Judging presidents' wartime performance before the war starts is hard. No one could have known in 1860 that Lincoln, a lawyer and military novice, would develop into a commander-in-chief of genius. As lessons go, "Don't misjudge the president before committing to a war" is roughly as useful as "Buy low, sell high."
It does, however, provide some insight into the key mistake of five years ago. In February, asked for the umpteenth time to recant her war vote, Sen. Hillary Rodham Clinton, D-N.Y., for the umpteenth time refused. "The mistakes were made by the president," she said. In 2004, she said, "I do not regret giving the president authority…. What I regret is the way the president used the authority."
She had a fair point. She might have sharpened it by saying what I have come to say: I do not regret giving the president authority; I regret giving this president authority. I am sorry. I made a mistake five years ago. But not about the vote. About the leader.
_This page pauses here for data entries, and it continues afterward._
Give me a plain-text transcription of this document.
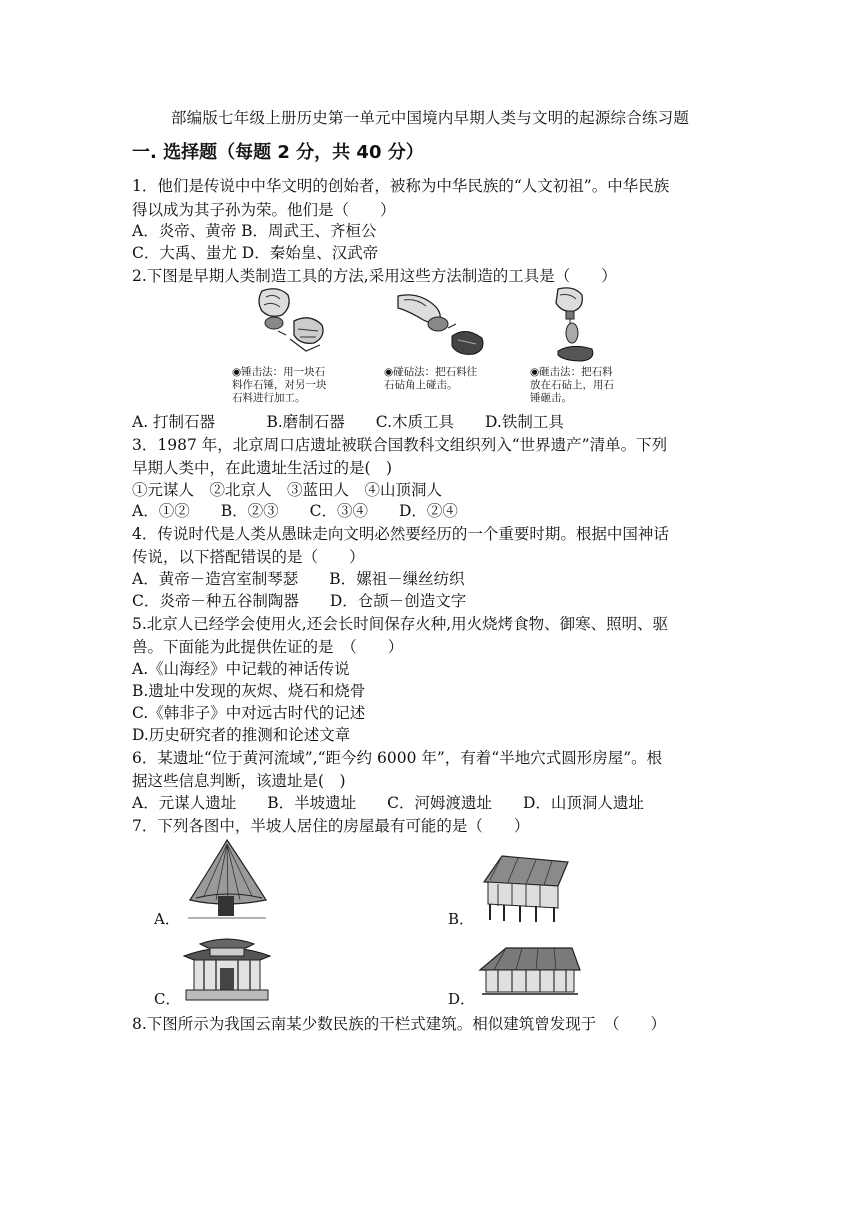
部编版七年级上册历史第一单元中国境内早期人类与文明的起源综合练习题
一. 选择题（每题 2 分，共 40 分）
1．他们是传说中中华文明的创始者，被称为中华民族的“人文初祖”。中华民族
得以成为其子孙为荣。他们是（　　）
A．炎帝、黄帝 B．周武王、齐桓公
C．大禹、蚩尤 D．秦始皇、汉武帝
2.下图是早期人类制造工具的方法,采用这些方法制造的工具是（　　）
◉锤击法：用一块石
料作石锤，对另一块
石料进行加工。
◉碰砧法：把石料往
石砧角上碰击。
◉砸击法：把石料
放在石砧上，用石
锤砸击。
A. 打制石器　　　 B.磨制石器　　C.木质工具　　D.铁制工具
3．1987 年，北京周口店遗址被联合国教科文组织列入“世界遗产”清单。下列
早期人类中，在此遗址生活过的是(　)
①元谋人　②北京人　③蓝田人　④山顶洞人
A．①②　　B．②③　　C．③④　　D．②④
4．传说时代是人类从愚昧走向文明必然要经历的一个重要时期。根据中国神话
传说，以下搭配错误的是（　　）
A．黄帝－造宫室制琴瑟　　B．嫘祖－缫丝纺织
C．炎帝－种五谷制陶器　　D．仓颉－创造文字
5.北京人已经学会使用火,还会长时间保存火种,用火烧烤食物、御寒、照明、驱
兽。下面能为此提供佐证的是　（　　）
A.《山海经》中记载的神话传说
B.遗址中发现的灰烬、烧石和烧骨
C.《韩非子》中对远古时代的记述
D.历史研究者的推测和论述文章
6．某遗址“位于黄河流域”,“距今约 6000 年”，有着“半地穴式圆形房屋”。根
据这些信息判断，该遗址是(　)
A．元谋人遗址　　B．半坡遗址　　C．河姆渡遗址　　D．山顶洞人遗址
7．下列各图中，半坡人居住的房屋最有可能的是（　　）
A．	B．
C．	D．
8.下图所示为我国云南某少数民族的干栏式建筑。相似建筑曾发现于　（　　）
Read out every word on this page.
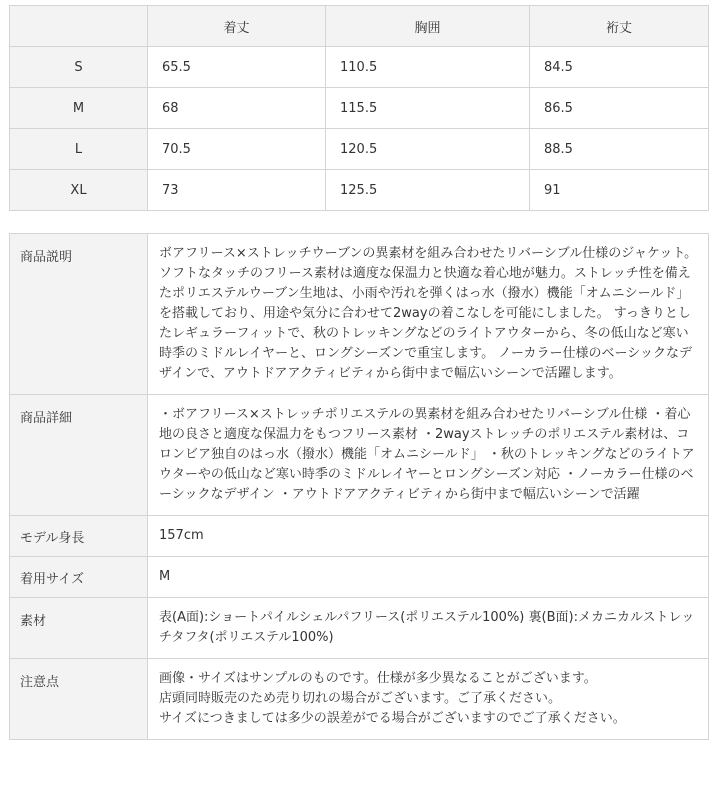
	着丈	胸囲	裄丈
S	65.5	110.5	84.5
M	68	115.5	86.5
L	70.5	120.5	88.5
XL	73	125.5	91
商品説明	ボアフリース×ストレッチウーブンの異素材を組み合わせたリバーシブル仕様のジャケット。 ソフトなタッチのフリース素材は適度な保温力と快適な着心地が魅力。ストレッチ性を備えたポリエステルウーブン生地は、小雨や汚れを弾くはっ水（撥水）機能「オムニシールド」を搭載しており、用途や気分に合わせて2wayの着こなしを可能にしました。 すっきりとしたレギュラーフィットで、秋のトレッキングなどのライトアウターから、冬の低山など寒い時季のミドルレイヤーと、ロングシーズンで重宝します。 ノーカラー仕様のベーシックなデザインで、アウトドアアクティビティから街中まで幅広いシーンで活躍します。
商品詳細	・ボアフリース×ストレッチポリエステルの異素材を組み合わせたリバーシブル仕様 ・着心地の良さと適度な保温力をもつフリース素材 ・2wayストレッチのポリエステル素材は、コロンビア独自のはっ水（撥水）機能「オムニシールド」 ・秋のトレッキングなどのライトアウターやの低山など寒い時季のミドルレイヤーとロングシーズン対応 ・ノーカラー仕様のベーシックなデザイン ・アウトドアアクティビティから街中まで幅広いシーンで活躍
モデル身長	157cm
着用サイズ	M
素材	表(A面):ショートパイルシェルパフリース(ポリエステル100%) 裏(B面):メカニカルストレッチタフタ(ポリエステル100%)
注意点	画像・サイズはサンプルのものです。仕様が多少異なることがございます。
店頭同時販売のため売り切れの場合がございます。ご了承ください。
サイズにつきましては多少の誤差がでる場合がございますのでご了承ください。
Philip Zelikow, Executive Director of the 9/11 Commission (and a neocon appointed by Bush) sees the blowback mechanism a little differently:
"The al-Qeada leader wanted to punish the United States for supporting Israel."
mr weiss- you are way wrong on this one. we literally funded what became al queda. the idea that because we were helping good guys makes the consequences not our fault is ridiculous. what consolation was that on 9/11? the road to hell is paved with good intentions
You guys should rent "The Living Daylights" to refresh your memories about the 80s. The US supported a loose confederation of anti-Soviet forces usually called the mujahideen in the media.
At the time period, I remember that William O. Casey wanted to develop of coalition of Muslims and Christians against atheistic communists.
The US cut off support for mujahid groups shortly after the Soviets left, and Afghanistan turned to chaos.
The Taliban were a splinter group that took over with the aid of the Pakistani ISI.
Bin Ladin was a bit player during the anti-Soviet resistance period and helped with charitable contributions to the families of Afghan Arabs that were killed in the fighting.
He had family in Boston, and I have heard second or third hand that he at one time had a fondness for American sci-fi.
Qaida is the Arabic word for foundation as in Asimov's Foundation Trilogy.
From Afghanistan, Bin Laden relocated to the Sudan in the early 90s.